A curious but as yet unexplained relationship exists between diabetes mellitus and glaucoma (primary open angle type). There is an increased incidence of glaucoma amongst diabetic patients and also an increased incidence of diabetes in glaucoma patients. It is possible that similar genetic factors may have a role in this linkage. However, the association between them is sufficiently strong that all diabetic patients should invariably be checked for glaucoma. It should be remembered that primary open angle glaucoma is an insidious, painless, symptomless condition in which the external eye appears normal, but could result in irreversible vision loss if undetected and untreated.

Occasionally, diabetes can cause an inflammatory condition in the eye called Uveitis. This condition can present itself in many forms in the eye. It may be painful and associated with severe redness and glare. Quick and effective treatment can prevent serious complications like secondary glaucoma and complicated cataract. Uveitis has a high incidence of recurrence and it can be cause by several conditions other than diabetes. There is general agreement that prevalence of retinopathy in diabetic population is positively associated with the duration of diabetes. it is estimated that at least half of the individuals suffering from diabetes for 10 years or more have diabetic retinopathy.

It is not clear as to whether control of diabetes all through the years will prevent retinopathy, but what is positively true is that retinopathy develops preferentially in poorly controlled diabetics. It is to be understood that diabetic retinopathy is essentially caused by oxygen supply to the retina being diminished. In diabetes there is an impaired oxygen supply throughout the body and structures like the retina which are sensitive to this lowering of oxygen are greatly affected by it. The perceptible loss of vision is noticed when the disease is fairly advanced. Early diagnosis will help in preventing the progress of the disease. It is generally recommended that all diabetic patients should have a complete examination of the eyes at least once in six months.

Diabetic retinopathy is a progressive condition. Initially it begins as non-proliferative entity. Even at this stage, if the retinopathy occurs in the central area of the retina (macular area) there could be a significant vision loss. But if the retinopathy occurs in the peripheral area of the retina, there may be no symptoms at all. Diabetic retinopathy appears as small haemorrhages, micro-aneurysms and exudative lesions when seen through an ophthalmoscope by an eye specialist.
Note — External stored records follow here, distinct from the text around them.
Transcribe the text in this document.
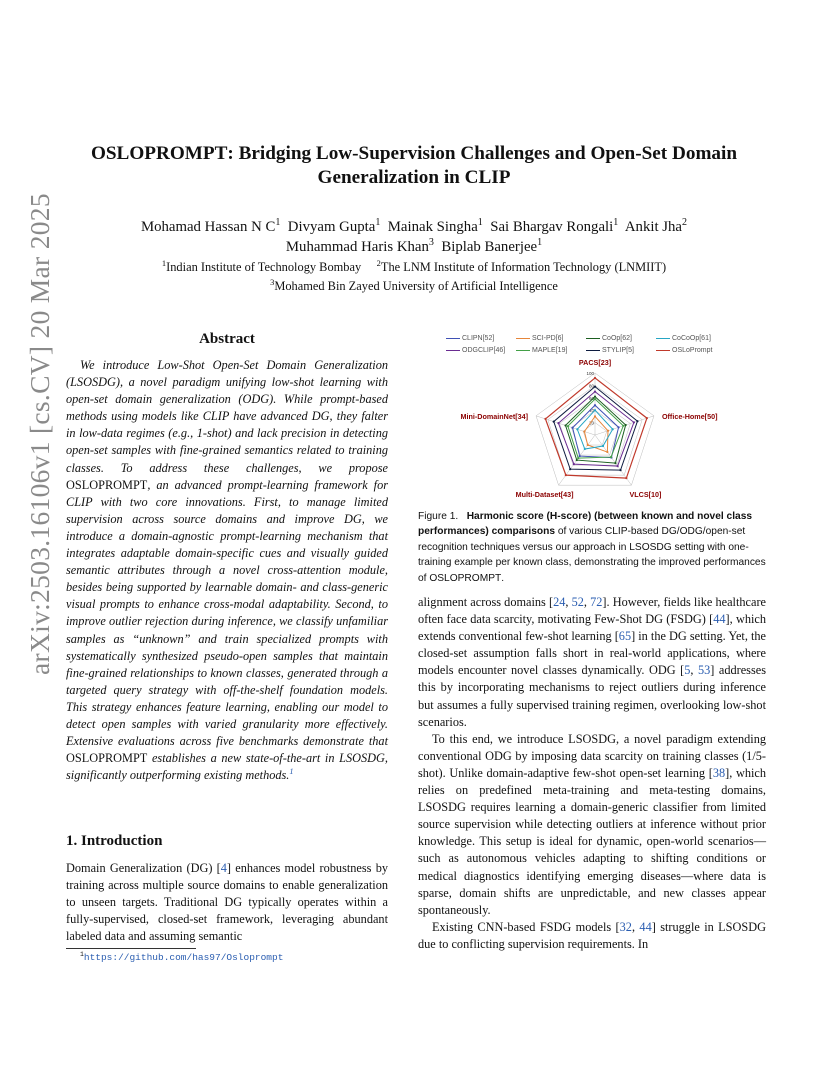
arXiv:2503.16106v1 [cs.CV] 20 Mar 2025
OSLOPROMPT: Bridging Low-Supervision Challenges and Open-Set Domain Generalization in CLIP
Mohamad Hassan N $C^1$ Divyam Gupta$^1$ Mainak Singha$^1$ Sai Bhargav Rongali$^1$ Ankit Jha$^2$
Muhammad Haris Khan$^3$ Biplab Banerjee$^1$
$^1$Indian Institute of Technology Bombay $^2$The LNM Institute of Information Technology (LNMIIT)
$^3$Mohamed Bin Zayed University of Artificial Intelligence
Abstract

We introduce Low-Shot Open-Set Domain Generalization (LSOSDG), a novel paradigm unifying low-shot learning with open-set domain generalization (ODG). While prompt-based methods using models like CLIP have advanced DG, they falter in low-data regimes (e.g., 1-shot) and lack precision in detecting open-set samples with fine-grained semantics related to training classes. To address these challenges, we propose OSLOPROMPT, an advanced prompt-learning framework for CLIP with two core innovations. First, to manage limited supervision across source domains and improve DG, we introduce a domain-agnostic prompt-learning mechanism that integrates adaptable domain-specific cues and visually guided semantic attributes through a novel cross-attention module, besides being supported by learnable domain- and class-generic visual prompts to enhance cross-modal adaptability. Second, to improve outlier rejection during inference, we classify unfamiliar samples as “unknown” and train specialized prompts with systematically synthesized pseudo-open samples that maintain fine-grained relationships to known classes, generated through a targeted query strategy with off-the-shelf foundation models. This strategy enhances feature learning, enabling our model to detect open samples with varied granularity more effectively. Extensive evaluations across five benchmarks demonstrate that OSLOPROMPT establishes a new state-of-the-art in LSOSDG, significantly outperforming existing methods.$^1$

1. Introduction

Domain Generalization (DG) [4] enhances model robustness by training across multiple source domains to enable generalization to unseen targets. Traditional DG typically operates within a fully-supervised, closed-set framework, leveraging abundant labeled data and assuming semantic

$^1$https://github.com/has97/Osloprompt
CLIPN[52]	SCI-PD[6]	CoOp[62]	CoCoOp[61]
ODGCLIP[46]	MAPLE[19]	STYLIP[5]	OSLoPrompt
100
80
60
40
20
PACS[23]
Office-Home[50]
VLCS[10]
Multi-Dataset[43]
Mini-DomainNet[34]

Figure 1. Harmonic score (H-score) (between known and novel class performances) comparisons of various CLIP-based DG/ODG/open-set recognition techniques versus our approach in LSOSDG setting with one-training example per known class, demonstrating the improved performances of OSLOPROMPT.

alignment across domains [24, 52, 72]. However, fields like healthcare often face data scarcity, motivating Few-Shot DG (FSDG) [44], which extends conventional few-shot learning [65] in the DG setting. Yet, the closed-set assumption falls short in real-world applications, where models encounter novel classes dynamically. ODG [5, 53] addresses this by incorporating mechanisms to reject outliers during inference but assumes a fully supervised training regimen, overlooking low-shot scenarios.

To this end, we introduce LSOSDG, a novel paradigm extending conventional ODG by imposing data scarcity on training classes (1/5-shot). Unlike domain-adaptive few-shot open-set learning [38], which relies on predefined meta-training and meta-testing domains, LSOSDG requires learning a domain-generic classifier from limited source supervision while detecting outliers at inference without prior knowledge. This setup is ideal for dynamic, open-world scenarios—such as autonomous vehicles adapting to shifting conditions or medical diagnostics identifying emerging diseases—where data is sparse, domain shifts are unpredictable, and new classes appear spontaneously.

Existing CNN-based FSDG models [32, 44] struggle in LSOSDG due to conflicting supervision requirements. In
This condition may advance to the proliferative stage the treatment would be rather difficult and the results are generally unsatisfactory even after treatment. The treatment of diabetic retinopathy is essentially by lasers. A fluoroscein angiographic study is performed to assess the areas of vascular leaks and these leaks are obliterated by laser. Laser treatment is aimed to arrest and retard the progress of retinopathy. The essence in the management of diabetes is having a good control at all times by diet regulation, exercise and/or medication.